Locating a particle’s cell and barycentric coordinates within a Parcels Grid is essential for interpolation. This functionality should reside in the Grid class, exposing a clear API that the Field class can use for interpolation—ensuring separation of concerns, so Field need not manage grid geometry.

In the structured case, Parcels must support grids with varying axis dimensionality:

  • 3D:
    • Options: 2D lat + 2D lon + 1D depth (curvilinear), or 1D lat + 1D lon + 1D depth (rectilinear)
    • Use case: 3D U/V fields
  • 2D:
    • Options: 2D lat + 2D lon, or 1D lat/lon + 1D depth
    • Use case: Wave flumes, windage
  • 1D: Single 1D axis (lat/lon/depth)
  • 0D: Constant value everywhere (constant field)

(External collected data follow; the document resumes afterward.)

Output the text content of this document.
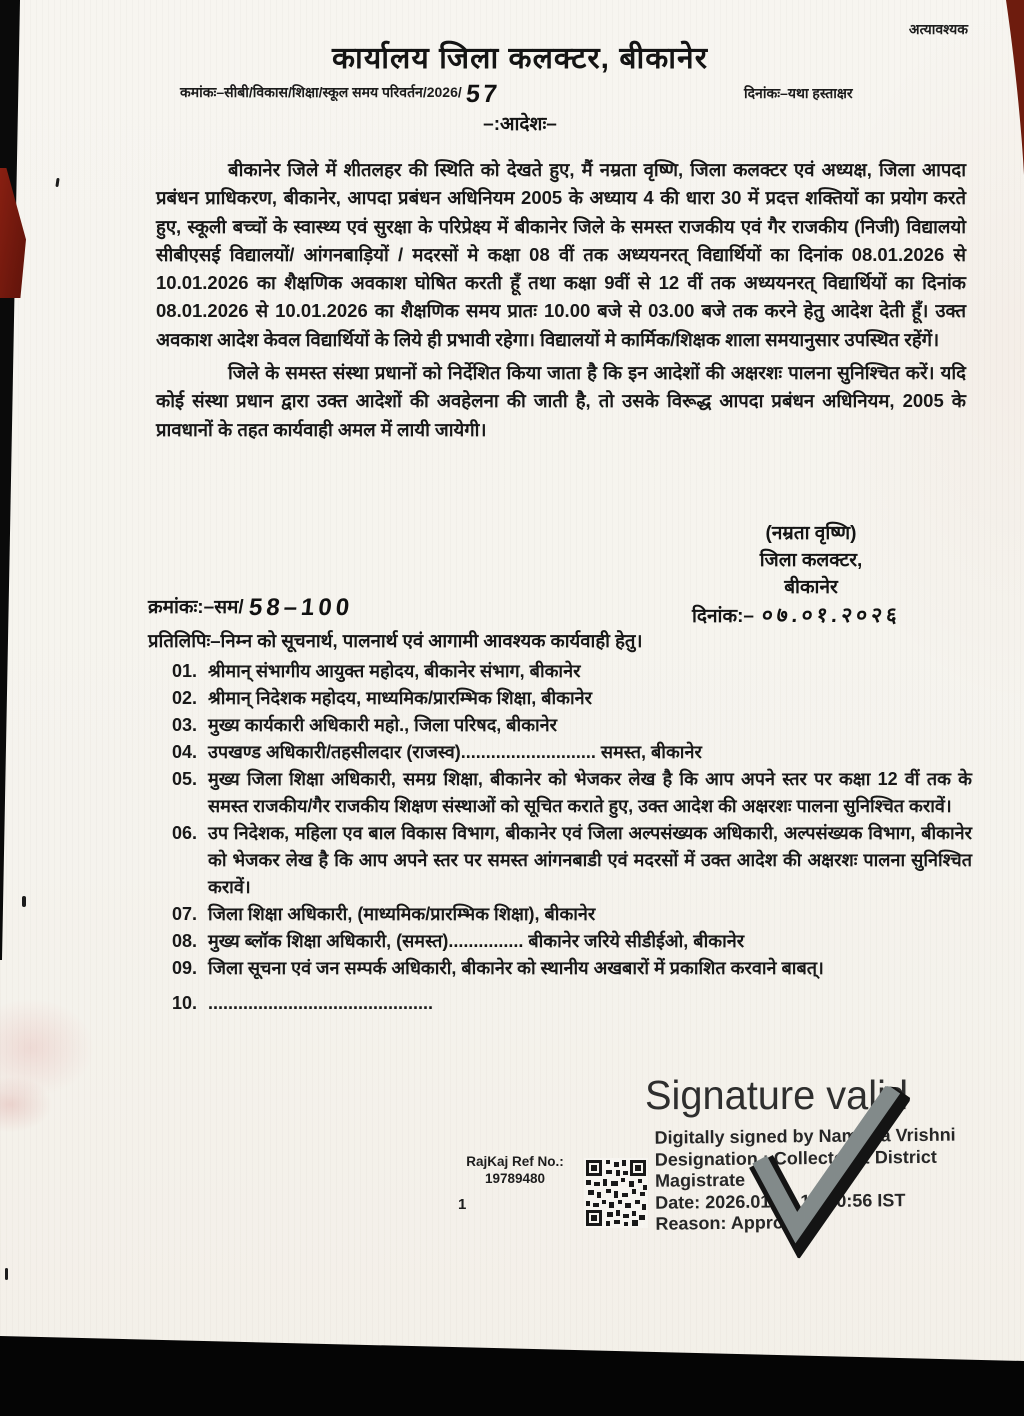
अत्यावश्यक
कार्यालय जिला कलक्टर, बीकानेर
कमांकः–सीबी/विकास/शिक्षा/स्कूल समय परिवर्तन/2026/ 57	दिनांकः–यथा हस्ताक्षर
–:आदेशः–

बीकानेर जिले में शीतलहर की स्थिति को देखते हुए, मैं नम्रता वृष्णि, जिला कलक्टर एवं अध्यक्ष, जिला आपदा प्रबंधन प्राधिकरण, बीकानेर, आपदा प्रबंधन अधिनियम 2005 के अध्याय 4 की धारा 30 में प्रदत्त शक्तियों का प्रयोग करते हुए, स्कूली बच्चों के स्वास्थ्य एवं सुरक्षा के परिप्रेक्ष्य में बीकानेर जिले के समस्त राजकीय एवं गैर राजकीय (निजी) विद्यालयो सीबीएसई विद्यालयों/ आंगनबाड़ियों / मदरसों मे कक्षा 08 वीं तक अध्ययनरत् विद्यार्थियों का दिनांक 08.01.2026 से 10.01.2026 का शैक्षणिक अवकाश घोषित करती हूँ तथा कक्षा 9वीं से 12 वीं तक अध्ययनरत् विद्यार्थियों का दिनांक 08.01.2026 से 10.01.2026 का शैक्षणिक समय प्रातः 10.00 बजे से 03.00 बजे तक करने हेतु आदेश देती हूँ। उक्त अवकाश आदेश केवल विद्यार्थियों के लिये ही प्रभावी रहेगा। विद्यालयों मे कार्मिक/शिक्षक शाला समयानुसार उपस्थित रहेंगें।

जिले के समस्त संस्था प्रधानों को निर्देशित किया जाता है कि इन आदेशों की अक्षरशः पालना सुनिश्चित करें। यदि कोई संस्था प्रधान द्वारा उक्त आदेशों की अवहेलना की जाती है, तो उसके विरूद्ध आपदा प्रबंधन अधिनियम, 2005 के प्रावधानों के तहत कार्यवाही अमल में लायी जायेगी।

(नम्रता वृष्णि)
जिला कलक्टर,
बीकानेर
दिनांक:– ०७.०१.२०२६
क्रमांकः:–सम/ 58–100
प्रतिलिपिः–निम्न को सूचनार्थ, पालनार्थ एवं आगामी आवश्यक कार्यवाही हेतु।
01. श्रीमान् संभागीय आयुक्त महोदय, बीकानेर संभाग, बीकानेर
02. श्रीमान् निदेशक महोदय, माध्यमिक/प्रारम्भिक शिक्षा, बीकानेर
03. मुख्य कार्यकारी अधिकारी महो., जिला परिषद, बीकानेर
04. उपखण्ड अधिकारी/तहसीलदार (राजस्व)........................... समस्त, बीकानेर
05. मुख्य जिला शिक्षा अधिकारी, समग्र शिक्षा, बीकानेर को भेजकर लेख है कि आप अपने स्तर पर कक्षा 12 वीं तक के समस्त राजकीय/गैर राजकीय शिक्षण संस्थाओं को सूचित कराते हुए, उक्त आदेश की अक्षरशः पालना सुनिश्चित करावें।
06. उप निदेशक, महिला एव बाल विकास विभाग, बीकानेर एवं जिला अल्पसंख्यक अधिकारी, अल्पसंख्यक विभाग, बीकानेर को भेजकर लेख है कि आप अपने स्तर पर समस्त आंगनबाडी एवं मदरसों में उक्त आदेश की अक्षरशः पालना सुनिश्चित करावें।
07. जिला शिक्षा अधिकारी, (माध्यमिक/प्रारम्भिक शिक्षा), बीकानेर
08. मुख्य ब्लॉक शिक्षा अधिकारी, (समस्त)............... बीकानेर जरिये सीडीईओ, बीकानेर
09. जिला सूचना एवं जन सम्पर्क अधिकारी, बीकानेर को स्थानीय अखबारों में प्रकाशित करवाने बाबत्।
10. .............................................
Signature valid
Digitally signed by Namrata Vrishni
Designation : Collector & District
Magistrate
Date: 2026.01.07 15:10:56 IST
Reason: Approved
RajKaj Ref No.:
19789480
1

Data may exist on any subset of the grid axes (e.g., U may be on X, Y, Z; depth-averaged U on X, Y). During interpolation, the particle’s full position is used, but only relevant axis indices (e.g., xi, yi) are needed to access the data.

Proposed API

>>> x, y, z = ..., ..., ... # float float float
>>> grid = ...

.search(z, y, x)

>>> grid.search(z, y, x)
# returns:
# {
#   axis: (index, bcoords), ...
# }

# if grid is 3D structured
{"X": (xi, xsi), "Y": (yi, eta), "Z": (zi, zeta)}

# if grid is 2D structured (no depth)
{"X": (xi, xsi), "Y": (yi, eta)}

# if grid is 1D structured (depth)
{"Z": (zi, zeta)}

# if grid is unstructured
{"Z": (zi, zeta), "FACE": (fi, bcoords)}
# e.g., {"Z": (2, 0.5), "FACE": (200, np.array(0.2, 0.3, 0.5))}

ravel_index(axis_indices)

>>> axis_indices = {"X": xi, "Y": yi, "Z": zi} # 3d structured grid
>>> axis_indices = {"X": xi, "Y": yi} # 2d structured grid
>>> axis_indices = {"Z": zi} # 1d structured grid (depth)
>>> axis_indices = {"Z": zi, "FACE": fi} # unstructured grid
>>> grid.ravel_index(axis_indices)
# returns ei
Old API for reference

Old approach

# XGrid class
def unravel_index(self, ei):
    """
    Converts a single encoded index back into a Z, Y, and X indices.

    Parameters
    ----------
    ei : int
        Encoded index to be unraveled.

    Returns
    -------
    zi : int
        Vertical index.
    yi : int
        Y index.
    xi : int
        X index.
    """

def ravel_index(self, zi, yi, xi):
    ... # inverse of unravel_index

# UxGrid class
def unravel_index(self, ei):
    """
    Converts a single encoded index back into a vertical index and face index.

    Parameters
    ----------
    ei : int
        Encoded index to be unraveled.

    Returns
    -------
    zi : int
        Vertical index.
    fi : int
        Face index.
    """

def ravel_index(self, zi, fi):
    ... # inverse of unravel_index

# applies to both XGrid and UxGrid
def search(self, z: float, y: float, x: float, ei=None, search2D: bool = False):
    """
    Perform a spatial (and optionally vertical) search to locate the grid element
    that contains a given point (x, y, z).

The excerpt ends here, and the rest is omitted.